18 Toen antwoordde een van de jongelingen, en zeide: Zie, ik heb gezien een zoon van Isai, den Bethlehemiet, die spelen kan, en hij is een dapper held, en een krijgsman, en verstandig in zaken, en een schoon man, en de HEERE is met hem.
And oon of the children answeride and seide, Lo! Y siy the sone of Ysai of Bethleem, kunnynge to synge, and `strongeste in myyt, and `a man able to batel, and prudent in wordis, and a feir man; and the Lord is with hym.
19 Saul nu zond boden tot Isai, en zeide: Zend uw zoon David tot mij, die bij de schapen is.
Therfor Saul sente messangeris to Ysay, and seide, Sende thou to me Dauid thi sone, `which is in the lesewis.
20 Toen nam Isai een ezel met brood, en een lederen zak met wijn, en een geitenbokje; en hij zond ze door de hand van zijn zoon David aan Saul.
Therfor Isai took an asse `ful of looues, and a galoun of wyn, and a `kyde of geet; and sente bi the hond of Dauid his sone to Saul.
21 Alzo kwam David tot Saul, en hij stond voor zijn aangezicht; en hij beminde hem zeer, en hij werd zijn wapendrager.
And Dauid cam to Saul, and stood bifor hym; and Saul louyde hym greetli, and he was maad `his squyer.
22 Daarna zond Saul tot Isai, om te zeggen: Laat toch David voor mijn aangezicht staan, want hij heeft genade in mijn ogen gevonden.

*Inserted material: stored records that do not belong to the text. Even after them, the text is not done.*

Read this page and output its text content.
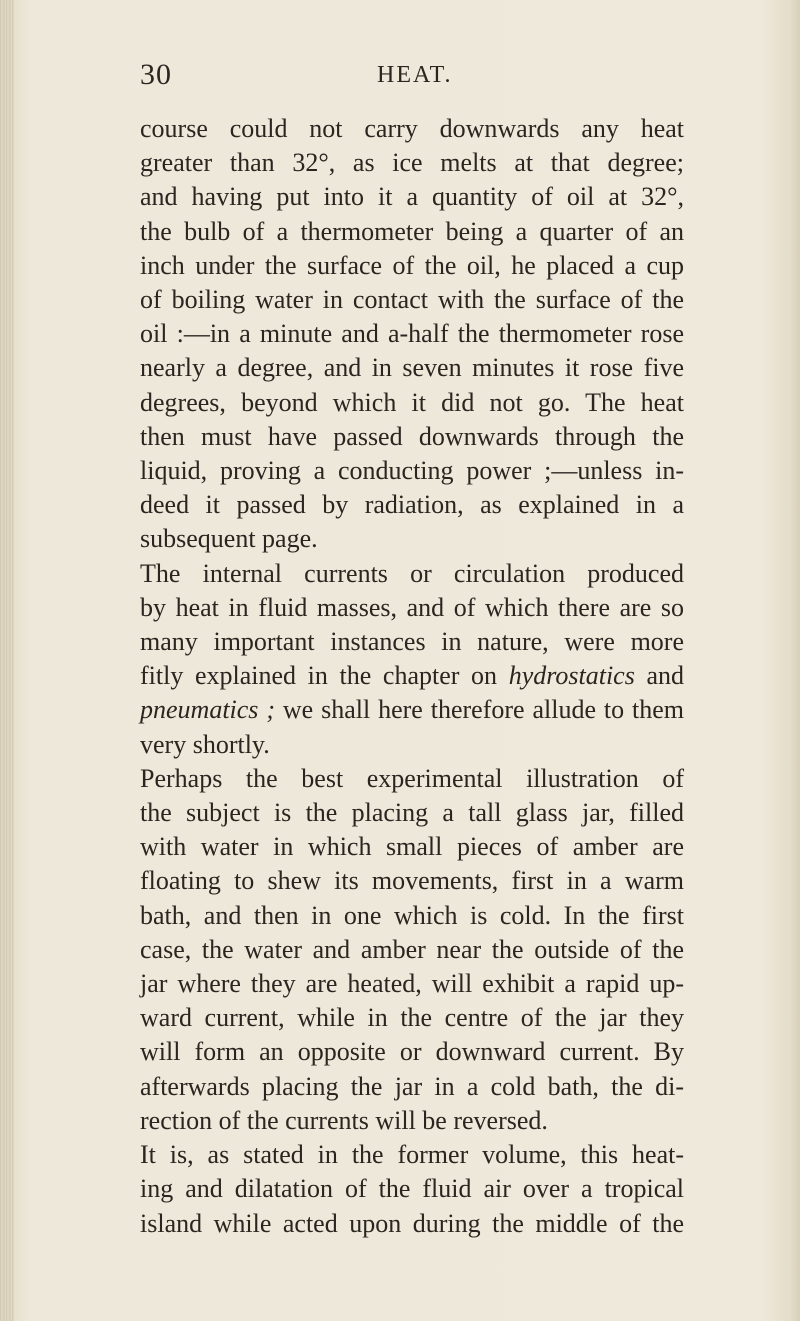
30	HEAT.

course could not carry downwards any heat
greater than 32°, as ice melts at that degree;
and having put into it a quantity of oil at 32°,
the bulb of a thermometer being a quarter of an
inch under the surface of the oil, he placed a cup
of boiling water in contact with the surface of the
oil :—in a minute and a-half the thermometer rose
nearly a degree, and in seven minutes it rose five
degrees, beyond which it did not go. The heat
then must have passed downwards through the
liquid, proving a conducting power ;—unless in-
deed it passed by radiation, as explained in a
subsequent page.

The internal currents or circulation produced
by heat in fluid masses, and of which there are so
many important instances in nature, were more
fitly explained in the chapter on hydrostatics and
pneumatics ; we shall here therefore allude to them
very shortly.

Perhaps the best experimental illustration of
the subject is the placing a tall glass jar, filled
with water in which small pieces of amber are
floating to shew its movements, first in a warm
bath, and then in one which is cold. In the first
case, the water and amber near the outside of the
jar where they are heated, will exhibit a rapid up-
ward current, while in the centre of the jar they
will form an opposite or downward current. By
afterwards placing the jar in a cold bath, the di-
rection of the currents will be reversed.

It is, as stated in the former volume, this heat-
ing and dilatation of the fluid air over a tropical
island while acted upon during the middle of the
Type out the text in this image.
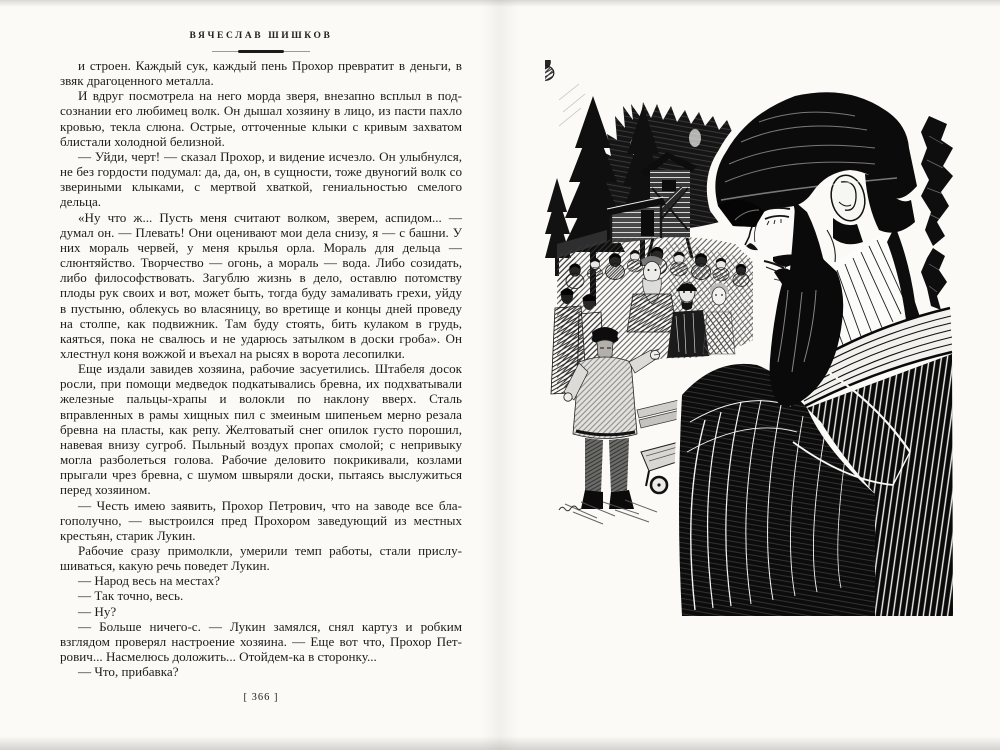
ВЯЧЕСЛАВ ШИШКОВ

и строен. Каждый сук, каждый пень Прохор превратит в деньги, в звяк драгоценного металла.

И вдруг посмотрела на него морда зверя, внезапно всплыл в подсознании его любимец волк. Он дышал хозяину в лицо, из пасти пахло кровью, текла слюна. Острые, отточенные клыки с кривым захватом блистали холодной белизной.

— Уйди, черт! — сказал Прохор, и видение исчезло. Он улыбнулся, не без гордости подумал: да, да, он, в сущности, тоже двуногий волк со звериными клыками, с мертвой хваткой, гениальностью смелого дельца.

«Ну что ж... Пусть меня считают волком, зверем, аспидом... — думал он. — Плевать! Они оценивают мои дела снизу, я — с башни. У них мораль червей, у меня крылья орла. Мораль для дельца — слюнтяйство. Творчество — огонь, а мораль — вода. Либо созидать, либо философствовать. Загублю жизнь в дело, оставлю потомству плоды рук своих и вот, может быть, тогда буду замаливать грехи, уйду в пустыню, облекусь во власяницу, во вретище и концы дней проведу на столпе, как подвижник. Там буду стоять, бить кулаком в грудь, каяться, пока не свалюсь и не ударюсь затылком в доски гроба». Он хлестнул коня вожжой и въехал на рысях в ворота лесопилки.

Еще издали завидев хозяина, рабочие засуетились. Штабеля досок росли, при помощи медведок подкатывались бревна, их подхватывали железные пальцы-храпы и волокли по наклону вверх. Сталь вправленных в рамы хищных пил с змеиным шипеньем мерно резала бревна на пласты, как репу. Желтоватый снег опилок густо порошил, навевая внизу сугроб. Пыльный воздух пропах смолой; с непривыку могла разболеться голова. Рабочие деловито покрикивали, козлами прыгали чрез бревна, с шумом швыряли доски, пытаясь выслужиться перед хозяином.

— Честь имею заявить, Прохор Петрович, что на заводе все благополучно, — выстроился пред Прохором заведующий из местных крестьян, старик Лукин.

Рабочие сразу примолкли, умерили темп работы, стали прислушиваться, какую речь поведет Лукин.

— Народ весь на местах?

— Так точно, весь.

— Ну?

— Больше ничего-с. — Лукин замялся, снял картуз и робким взглядом проверял настроение хозяина. — Еще вот что, Прохор Петрович... Насмелюсь доложить... Отойдем-ка в сторонку...

— Что, прибавка?

[ 366 ]
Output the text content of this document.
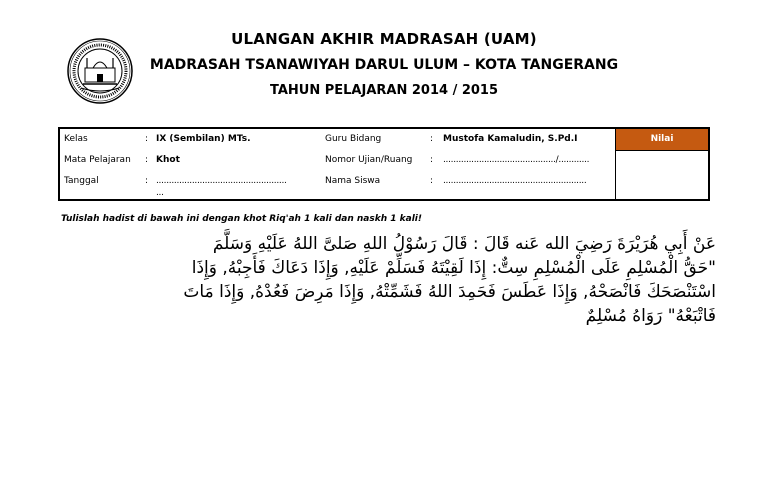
ULANGAN AKHIR MADRASAH (UAM)
MADRASAH TSANAWIYAH DARUL ULUM – KOTA TANGERANG
TAHUN PELAJARAN 2014 / 2015
Nilai
Kelas	: IX (Sembilan) MTs.
Mata Pelajaran : Khot
Tanggal	: ...................................................
...
Guru Bidang	: Mustofa Kamaludin, S.Pd.I
Nomor Ujian/Ruang : ............................................/............
Nama Siswa	: ........................................................
Tulislah hadist di bawah ini dengan khot Riq'ah 1 kali dan naskh 1 kali!
عَنْ أَبِي هُرَيْرَةَ رَضِيَ الله عَنه قَالَ : قَالَ رَسُوْلُ اللهِ صَلىَّ اللهُ عَلَيْهِ وَسَلَّمَ
"حَقُّ الْمُسْلِمِ عَلَى الْمُسْلِمِ سِتٌّ: إِذَا لَقِيْتَهُ فَسَلِّمْ عَلَيْهِ, وَإِذَا دَعَاكَ فَأَجِبْهُ, وَإِذَا
اسْتَنْصَحَكَ فَانْصَحْهُ, وَإِذَا عَطَسَ فَحَمِدَ اللهُ فَشَمِّتْهُ, وَإِذَا مَرِضَ فَعُدْهُ, وَإِذَا مَاتَ
فَاتْبَعْهُ" رَوَاهُ مُسْلِمٌ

And Saul sente to Isay, and seide, Dauid stonde in my siyt, for he foond grace in myn iyen.
23 En het geschiedde, als de geest Gods over Saul was, zo nam David de harp, en hij speelde met zijn hand; dat was voor Saul een verademing, en het werd beter met hem, en de boze geest week van hem.
Therfor whanne euer the wickid spirit of the Lord took Saul, Dauid took the harpe, and smoot with his hond, and Saul was coumfortid, and he hadde liytere; for the wickid spirit yede awey fro hym.